Credit: Mark J. Terrill/Associated Press

California lawmakers pulled a measure calling for a 50 percent reduction in oil consumption from climate legislation Wednesday night, following staunch opposition from the industry.

SB 350, a bill from Senate President pro Tempore Kevin de León (D) and Sen. Mark Leno (D), included a measure to cut petroleum use in half by 2030, along with provisions to improve the efficiency of buildings by 50 percent and increase the amount of energy the state draws from renewables to 50 percent. The bill passed the state Senate this summer and is currently up for debate in the Assembly, but the oil provision faced pushback from the industry.

The oil industry blanketed the state with television and radio ads decrying what it called the "California Gas Restriction Act." The opposition fed hesitance among lawmakers to approve the overall bill and prompted leaders to drop the oil provision so the other portions could pass before the end of the legislative session on Friday.

The removal of that provision is a big setback for progressive lawmakers and Gov. Jerry Brown (D), who championed the bill as part of the state's overall effort to address climate change.

"Oil has won the skirmish. But they've lost the bigger battle," Brown said at a press conference, the Los Angeles Times reported, "because I am more determined than ever."

De León also decried the state of affairs in a news conference Wednesday evening. "We reached for something grand and something doable while the world prepared to once again take its cues from California," he said. "But in the end -- with two days left -- we could not cut through the million-dollar smokescreen created by a single special interest with a singular motive and a bottomless war chest."

But de León indicated the legislature will take up the issue again. "Our resolve has not wavered one iota," he said. "SB 350 will still represent historic clean-air standards, fuel significant clean-energy job creation and extend California’s global leadership in the fight to meet the climate challenge.
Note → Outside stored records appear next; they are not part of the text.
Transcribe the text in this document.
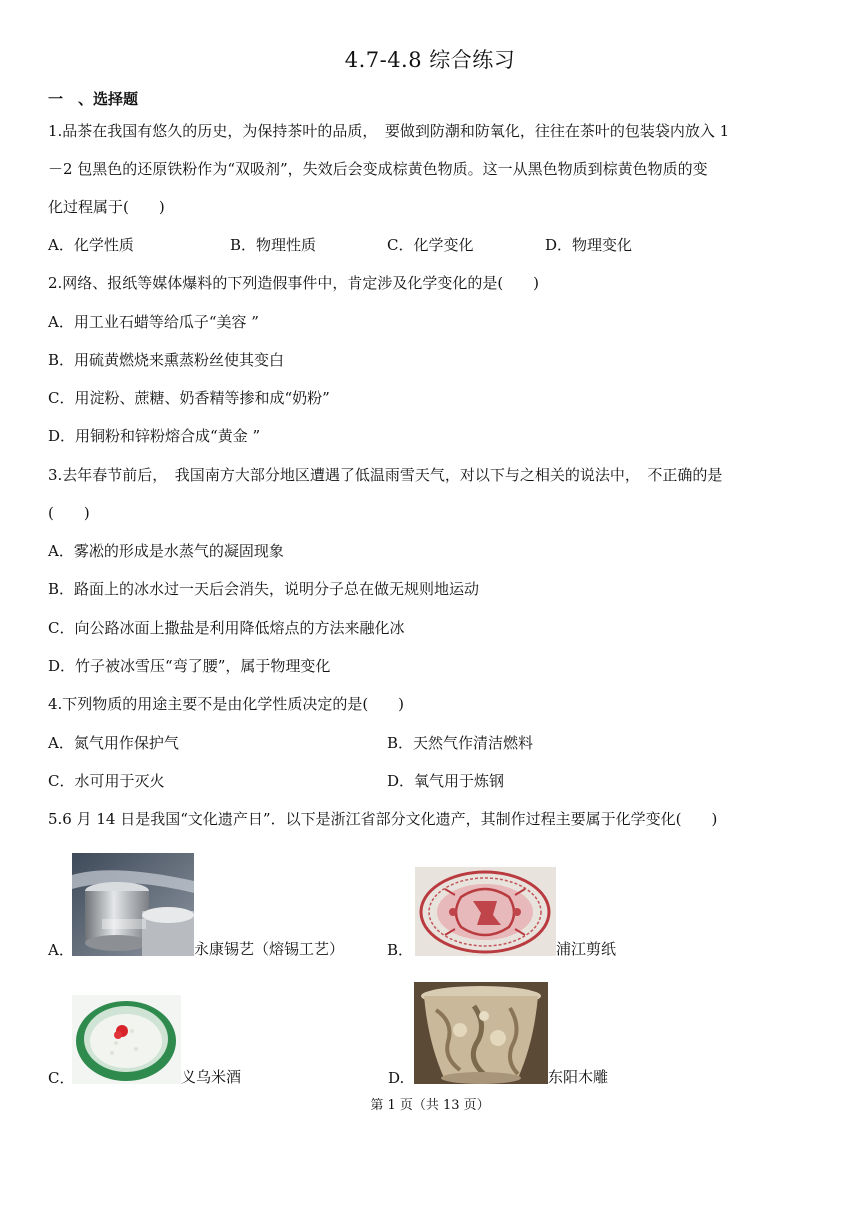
4.7-4.8 综合练习
一　、选择题
1.品茶在我国有悠久的历史，为保持茶叶的品质，　要做到防潮和防氧化，往往在茶叶的包装袋内放入 1
－2 包黑色的还原铁粉作为“双吸剂”，失效后会变成棕黄色物质。这一从黑色物质到棕黄色物质的变
化过程属于(　　)
A．化学性质	B．物理性质	C．化学变化	D．物理变化
2.网络、报纸等媒体爆料的下列造假事件中，肯定涉及化学变化的是(　　)
A．用工业石蜡等给瓜子“美容 ”
B．用硫黄燃烧来熏蒸粉丝使其变白
C．用淀粉、蔗糖、奶香精等掺和成“奶粉”
D．用铜粉和锌粉熔合成“黄金 ”
3.去年春节前后，　我国南方大部分地区遭遇了低温雨雪天气，对以下与之相关的说法中，　不正确的是
(　　)
A．雾凇的形成是水蒸气的凝固现象
B．路面上的冰水过一天后会消失，说明分子总在做无规则地运动
C．向公路冰面上撒盐是利用降低熔点的方法来融化冰
D．竹子被冰雪压“弯了腰”，属于物理变化
4.下列物质的用途主要不是由化学性质决定的是(　　)
A．氮气用作保护气	B．天然气作清洁燃料
C．水可用于灭火	D．氧气用于炼钢
5.6 月 14 日是我国“文化遗产日”．以下是浙江省部分文化遗产，其制作过程主要属于化学变化(　　)
A．	永康锡艺（熔锡工艺）	B．	浦江剪纸
C．	义乌米酒	D.	东阳木雕
第 1 页（共 13 页）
And we are never going to take our foot off the gas in our efforts to address the impacts of petroleum, the leading cause of greenhouse emissions."

While the oil industry lobbied against the bill, other businesses had lined up behind it. "It’s really disappointing to see the oil lobby kill the petroleum provision by sowing enough fear that a few key legislators got cold feet," Kirsten James, director of the California Policy Program at Ceres, which organized dozens of state businesses in support of the bill, told the Huffington Post.